The location also fits into downtown revitalization effort begun in the past few years. That effort includes renovation of two abandoned buildings into the New Castle School of Trades, construction of Market Street Lofts, a revised intersection near Kent State University East Liverpool campus and improvements to the university building, ongoing construction of a new post office nearby, reconstruction of the historic brick streets, several new small businesses and the Renovatio’s project.
“That’s where Craig’s development experience comes into play,” Schneider said, saying his theory is to start at one end of the city and develop it then flow into the next, prompting other new businesses to come in.

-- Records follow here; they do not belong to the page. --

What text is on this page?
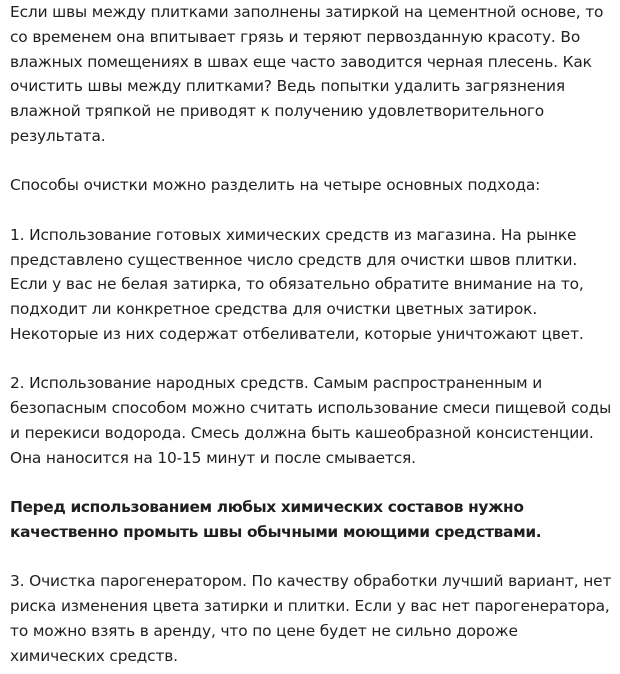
Если швы между плитками заполнены затиркой на цементной основе, то со временем она впитывает грязь и теряют первозданную красоту. Во влажных помещениях в швах еще часто заводится черная плесень. Как очистить швы между плитками? Ведь попытки удалить загрязнения влажной тряпкой не приводят к получению удовлетворительного результата.

Способы очистки можно разделить на четыре основных подхода:

1. Использование готовых химических средств из магазина. На рынке представлено существенное число средств для очистки швов плитки. Если у вас не белая затирка, то обязательно обратите внимание на то, подходит ли конкретное средства для очистки цветных затирок. Некоторые из них содержат отбеливатели, которые уничтожают цвет.

2. Использование народных средств. Самым распространенным и безопасным способом можно считать использование смеси пищевой соды и перекиси водорода. Смесь должна быть кашеобразной консистенции. Она наносится на 10-15 минут и после смывается.

Перед использованием любых химических составов нужно качественно промыть швы обычными моющими средствами.

3. Очистка парогенератором. По качеству обработки лучший вариант, нет риска изменения цвета затирки и плитки. Если у вас нет парогенератора, то можно взять в аренду, что по цене будет не сильно дороже химических средств.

Shepherd smiled as he said the usually quiet downtown was alive recently with the sound of jackhammering as the sidewalk outside his building was repaired. Work also progressed on the new post office that day and workers prepared Fourth Street for relaying new brick.
“Someone said, ‘It’s too noisy downtown.’ How often do you hear that?” Shepherd said.
In what he called “normal” times, Shepherd estimated it might be a year before all funding could be put into place and the project completed, but the pandemic has caused some funding to be re-routed and delays in many aspects of such projects.
“Realistically, in the next year or two, we should hit the ground with the first phase of it,” Schneider predicted.
Pictured at top: The Review building, built in 1949 in the art deco style, is being eyed as the new East Liverpool Municipal Court and police department as well as an indoor sports complex.